In an era dominated by computer-generated special effects and other expensive production trickery, Michel Gondry’s The Science of Sleep is charmingly modest and tactile: The romper-room effects here are hand-crafted with cardboard and cellophane and yarn and plaster, like a grade-school crafts project turned installation-art opus. The resulting mise-en-scène is like Pee-Wee’s Playhouse via Salvador Dali. The cinematographic trickery is equally low-tech.
Prior to this highly personal film, Gondry had emerged a major filmmaker via two Charlie Kaufman collaborations (Human Nature and, far better, Eternal Sunshine of the Spotless Mind) and one Dave Chappelle collaboration (Block Party, still one of 2006’s best films). But before his rise as a feature filmmaker, Gondry made his name via creative music videos for arty acts such as Björk and the Chemical Brothers. The Science of Sleep, in which Gael García Bernal plays a young man who works out his waking-life problems through a rich dream world, is reminiscent of Eternal Sunshine of the Spotless Mind in its romanticism (a little more adolescent this time — sweet, wild, with undercurrents of melancholy) but is really a nod to this music-video heritage in that visceral and emotional impact takes precedence over storytelling.
Bernal is Stéphane, a young French-Mexican man who has been living in Mexico with his father. As the film opens, he’s returned to Paris to see his estranged mother, taking a job she’s arranged for him at a printing company that specializes in producing calendars.

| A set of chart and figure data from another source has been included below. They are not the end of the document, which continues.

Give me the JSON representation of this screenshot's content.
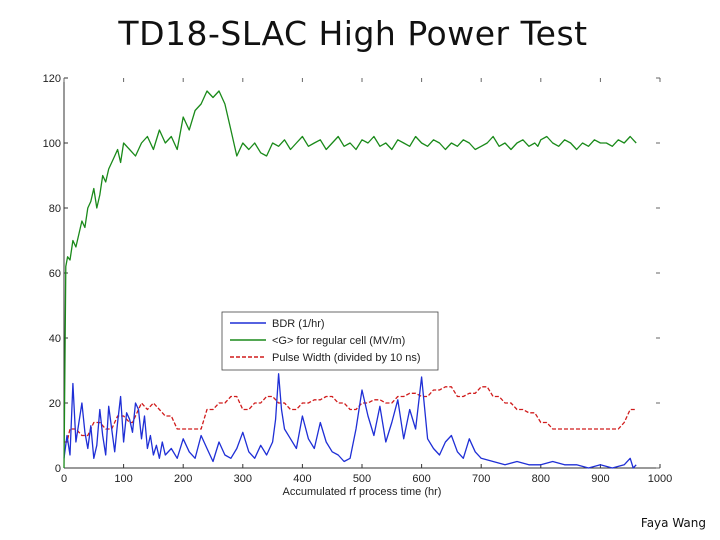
{
  "page": {
    "title": "TD18-SLAC High Power Test",
    "credit": "Faya Wang"
  },
  "chart_data": {
    "type": "line",
    "title": "TD18-SLAC High Power Test",
    "xlabel": "Accumulated rf process time (hr)",
    "ylabel": "",
    "xlim": [
      0,
      1000
    ],
    "ylim": [
      0,
      120
    ],
    "xticks": [
      0,
      100,
      200,
      300,
      400,
      500,
      600,
      700,
      800,
      900,
      1000
    ],
    "yticks": [
      0,
      20,
      40,
      60,
      80,
      100,
      120
    ],
    "grid": false,
    "legend_position": "center",
    "legend": [
      "BDR (1/hr)",
      "<G> for regular cell (MV/m)",
      "Pulse Width (divided by 10 ns)"
    ],
    "series": [
      {
        "name": "BDR (1/hr)",
        "color": "#1f2fd6",
        "style": "solid",
        "x": [
          0,
          5,
          10,
          15,
          20,
          25,
          30,
          35,
          40,
          45,
          50,
          55,
          60,
          65,
          70,
          75,
          80,
          85,
          90,
          95,
          100,
          105,
          110,
          115,
          120,
          125,
          130,
          135,
          140,
          145,
          150,
          155,
          160,
          165,
          170,
          180,
          190,
          200,
          210,
          220,
          230,
          240,
          250,
          260,
          270,
          280,
          290,
          300,
          310,
          320,
          330,
          340,
          350,
          355,
          360,
          365,
          370,
          380,
          390,
          400,
          410,
          420,
          430,
          440,
          450,
          460,
          470,
          480,
          490,
          500,
          510,
          520,
          530,
          540,
          550,
          560,
          570,
          580,
          590,
          600,
          610,
          620,
          630,
          640,
          650,
          660,
          670,
          680,
          690,
          700,
          720,
          740,
          760,
          780,
          800,
          820,
          840,
          860,
          880,
          900,
          920,
          940,
          950,
          955,
          960
        ],
        "y": [
          3,
          10,
          4,
          26,
          8,
          14,
          20,
          11,
          6,
          13,
          3,
          7,
          18,
          10,
          4,
          19,
          12,
          5,
          14,
          22,
          8,
          17,
          15,
          11,
          20,
          18,
          9,
          16,
          6,
          10,
          4,
          7,
          3,
          8,
          4,
          6,
          3,
          9,
          5,
          3,
          10,
          6,
          2,
          8,
          4,
          3,
          6,
          11,
          5,
          3,
          7,
          4,
          8,
          15,
          29,
          18,
          12,
          9,
          6,
          16,
          9,
          6,
          14,
          8,
          5,
          4,
          2,
          3,
          12,
          24,
          16,
          10,
          19,
          8,
          14,
          21,
          9,
          18,
          12,
          28,
          9,
          6,
          4,
          8,
          10,
          5,
          3,
          9,
          5,
          3,
          2,
          1,
          2,
          1,
          1,
          2,
          1,
          1,
          0,
          1,
          0,
          1,
          3,
          0,
          1
        ]
      },
      {
        "name": "<G> for regular cell (MV/m)",
        "color": "#1a8a1a",
        "style": "solid",
        "x": [
          0,
          3,
          6,
          10,
          15,
          20,
          25,
          30,
          35,
          40,
          45,
          50,
          55,
          60,
          65,
          70,
          75,
          80,
          85,
          90,
          95,
          100,
          110,
          120,
          130,
          140,
          150,
          160,
          170,
          180,
          190,
          200,
          210,
          220,
          230,
          240,
          250,
          260,
          270,
          280,
          290,
          300,
          310,
          320,
          330,
          340,
          350,
          360,
          370,
          380,
          390,
          400,
          410,
          420,
          430,
          440,
          450,
          460,
          470,
          480,
          490,
          500,
          510,
          520,
          530,
          540,
          550,
          560,
          570,
          580,
          590,
          600,
          610,
          620,
          630,
          640,
          650,
          660,
          670,
          680,
          690,
          700,
          710,
          720,
          730,
          740,
          750,
          760,
          770,
          780,
          790,
          795,
          800,
          810,
          820,
          830,
          840,
          850,
          860,
          870,
          880,
          890,
          900,
          910,
          920,
          930,
          940,
          950,
          955,
          960
        ],
        "y": [
          0,
          62,
          65,
          64,
          70,
          68,
          72,
          76,
          74,
          80,
          82,
          86,
          80,
          84,
          90,
          88,
          92,
          94,
          96,
          98,
          94,
          100,
          98,
          96,
          100,
          102,
          98,
          104,
          100,
          102,
          98,
          108,
          104,
          110,
          112,
          116,
          114,
          116,
          112,
          104,
          96,
          100,
          98,
          100,
          97,
          96,
          100,
          99,
          101,
          98,
          100,
          102,
          99,
          100,
          101,
          98,
          100,
          102,
          99,
          100,
          98,
          101,
          100,
          102,
          99,
          100,
          98,
          101,
          100,
          99,
          102,
          100,
          99,
          101,
          100,
          98,
          100,
          99,
          101,
          100,
          98,
          99,
          100,
          102,
          99,
          100,
          98,
          100,
          101,
          99,
          100,
          99,
          101,
          102,
          100,
          99,
          101,
          100,
          98,
          100,
          99,
          101,
          100,
          100,
          99,
          101,
          100,
          102,
          101,
          100
        ]
      },
      {
        "name": "Pulse Width (divided by 10 ns)",
        "color": "#d01c1c",
        "style": "dashed",
        "x": [
          0,
          5,
          10,
          20,
          30,
          40,
          50,
          60,
          70,
          80,
          90,
          100,
          110,
          115,
          120,
          125,
          130,
          140,
          150,
          160,
          170,
          180,
          190,
          200,
          230,
          240,
          250,
          260,
          270,
          280,
          290,
          300,
          310,
          320,
          330,
          340,
          350,
          360,
          370,
          380,
          390,
          400,
          410,
          420,
          430,
          440,
          450,
          460,
          470,
          480,
          490,
          500,
          510,
          520,
          530,
          540,
          550,
          560,
          570,
          580,
          590,
          600,
          610,
          620,
          630,
          640,
          650,
          660,
          670,
          680,
          690,
          700,
          710,
          720,
          730,
          740,
          750,
          760,
          770,
          780,
          790,
          800,
          810,
          820,
          830,
          840,
          850,
          860,
          870,
          880,
          890,
          900,
          910,
          920,
          930,
          940,
          950,
          960
        ],
        "y": [
          8,
          8,
          12,
          12,
          10,
          10,
          14,
          14,
          12,
          12,
          16,
          16,
          14,
          14,
          16,
          18,
          20,
          18,
          20,
          18,
          16,
          16,
          12,
          12,
          12,
          18,
          18,
          20,
          20,
          22,
          22,
          18,
          18,
          20,
          20,
          22,
          22,
          20,
          20,
          18,
          18,
          20,
          20,
          21,
          21,
          22,
          22,
          20,
          20,
          18,
          18,
          20,
          20,
          21,
          21,
          20,
          20,
          22,
          22,
          23,
          23,
          22,
          22,
          24,
          24,
          25,
          25,
          22,
          22,
          23,
          23,
          25,
          25,
          22,
          22,
          20,
          20,
          18,
          18,
          17,
          17,
          14,
          14,
          12,
          12,
          12,
          12,
          12,
          12,
          12,
          12,
          12,
          12,
          12,
          12,
          14,
          18,
          18
        ]
      }
    ]
  }
}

Stéphane thinks he’s taking a graphic-artist position and hopes to sell the company on his morbid calendar idea, in which each month is accompanied by a drawing depicting a celebrated disaster. Instead, Stéphane ends up performing rote tasks in a colorful but stifling workspace that could double for a French version of The Office. Meanwhile, Stéphane’s personal life is also troubled. He doesn’t get along with his mother’s new husband, and he lives alone in an apartment that was his childhood home, growing obsessed with an equally artsy next-door neighbor, Stéphanie (Charlotte Gainsbourg).
Though Stéphane struggles with real life, he sorts things out in dreams that make up half the film. These dreams branch out from the cardboard-and-crayon set of Stéphane TV, a would-be late-night talk show in which Stéphane — dressed in a mod suit — is host, guest, and band all at once. This dreamscape gambit is a conduit for many witty visual eruptions. Stéphane battles his office superior with hands that have grown to comically huge proportions. There’s an electric razor that grows hair rather than removing it, giving its user a huge mountain-man beard. One dream sequence has Stéphane in a plushy costume, playing drums and singing a Velvet Underground song.
If The Science of Sleep seems old-fashioned in its effects, it’s notable just how old-fashioned. Gondry’s movie doesn’t merely evoke pre-CGI cinema. It’s a seemingly intentional nod to the dawn of filmmaking, to the now seemingly quaint wonderment of such turn-of-the-century films as Georges Méliès’ Voyage to the Moon or Edwin Porter’s Dream of a Rarebit Fiend.